Toward the end of her book, the author makes several suggestions for reinvigorating marriage: she advocates ending no-fault divorce, thus returning official support to the partner who wants to preserve the union; once again permitting landlords to discriminate between married and unmarried couples; making marriage a requirement for adoption and foster care; reducing the tax burden on married couples (by tripling dependent exemptions); ending welfare for unmarried minors; and enabling couples to sign prenuptial agreements declaring their marriage permanent. This last, well-intended as it might be, strikes me as a bit bizarre, and potentially another legal and emotional nail in our language about and understanding of marriage.

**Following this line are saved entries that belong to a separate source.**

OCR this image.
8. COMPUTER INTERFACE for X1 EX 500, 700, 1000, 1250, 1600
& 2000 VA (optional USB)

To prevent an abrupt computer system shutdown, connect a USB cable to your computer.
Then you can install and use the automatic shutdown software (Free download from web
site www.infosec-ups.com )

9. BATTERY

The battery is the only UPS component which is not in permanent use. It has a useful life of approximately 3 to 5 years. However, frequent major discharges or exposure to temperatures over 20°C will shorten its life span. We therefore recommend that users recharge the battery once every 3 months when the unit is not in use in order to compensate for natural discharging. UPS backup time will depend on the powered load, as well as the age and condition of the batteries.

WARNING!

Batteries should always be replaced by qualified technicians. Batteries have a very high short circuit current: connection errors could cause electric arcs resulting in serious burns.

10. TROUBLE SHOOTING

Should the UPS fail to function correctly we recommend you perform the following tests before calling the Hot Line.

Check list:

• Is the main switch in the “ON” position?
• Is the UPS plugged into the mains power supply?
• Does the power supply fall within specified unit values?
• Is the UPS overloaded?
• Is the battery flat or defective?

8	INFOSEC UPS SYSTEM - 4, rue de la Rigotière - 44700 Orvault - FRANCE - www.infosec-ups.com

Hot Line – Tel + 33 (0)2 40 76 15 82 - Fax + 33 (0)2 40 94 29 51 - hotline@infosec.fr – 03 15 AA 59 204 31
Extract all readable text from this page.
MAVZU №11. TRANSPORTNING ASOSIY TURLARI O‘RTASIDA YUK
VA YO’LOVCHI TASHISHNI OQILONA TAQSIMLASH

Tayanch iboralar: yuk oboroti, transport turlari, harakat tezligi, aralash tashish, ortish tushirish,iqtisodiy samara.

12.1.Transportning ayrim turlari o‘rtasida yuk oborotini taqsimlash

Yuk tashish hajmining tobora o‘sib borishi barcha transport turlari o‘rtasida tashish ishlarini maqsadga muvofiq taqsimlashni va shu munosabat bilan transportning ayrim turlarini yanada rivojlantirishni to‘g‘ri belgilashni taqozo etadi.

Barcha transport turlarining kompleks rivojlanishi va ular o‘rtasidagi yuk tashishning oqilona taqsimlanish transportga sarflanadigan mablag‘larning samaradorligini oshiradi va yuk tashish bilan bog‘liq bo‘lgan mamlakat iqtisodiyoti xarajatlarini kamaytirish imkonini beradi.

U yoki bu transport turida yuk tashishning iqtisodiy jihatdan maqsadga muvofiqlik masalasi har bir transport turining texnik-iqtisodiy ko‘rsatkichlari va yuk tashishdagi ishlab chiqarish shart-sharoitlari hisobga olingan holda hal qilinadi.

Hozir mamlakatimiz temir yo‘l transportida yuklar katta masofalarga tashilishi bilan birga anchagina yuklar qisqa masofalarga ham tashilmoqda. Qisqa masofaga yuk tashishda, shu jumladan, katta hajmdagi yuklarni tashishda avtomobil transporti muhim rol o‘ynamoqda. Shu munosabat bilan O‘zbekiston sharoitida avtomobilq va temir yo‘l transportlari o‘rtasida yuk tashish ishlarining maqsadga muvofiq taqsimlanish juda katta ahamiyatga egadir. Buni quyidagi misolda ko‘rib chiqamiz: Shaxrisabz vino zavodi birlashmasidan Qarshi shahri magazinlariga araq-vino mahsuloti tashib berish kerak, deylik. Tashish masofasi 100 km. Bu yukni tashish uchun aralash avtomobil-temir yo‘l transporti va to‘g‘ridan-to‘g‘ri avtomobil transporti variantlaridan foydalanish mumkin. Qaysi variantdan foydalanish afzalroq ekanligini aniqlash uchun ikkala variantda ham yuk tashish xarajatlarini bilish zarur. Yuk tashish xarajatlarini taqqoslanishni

But right or wrong, the specificity and practicality of her ideas deserves commendation.

Maggie Gallagher is politically nonpartisan (indeed she has complaints about both parties) but she is unabashedly Christian. Here she is on love: "To attempt to love just one other person the way God loves everyone. That is the seal, the aim, the substance of the marriage contract. Marriage is the incarnation of eros, the body of love. It is the psalms and the Song of Songs and it is the Crucifixion, or at least it is our aspiration to all of these things." Statistics, case studies, and thoughtful reasoning all point to the sort of world we are now creating. Could it be that only a fundamentally Christian understanding of love as sacrifice will be able to reverse the destructive course of American society?


Kari Jenson Gold is a writer and actress living in New York City.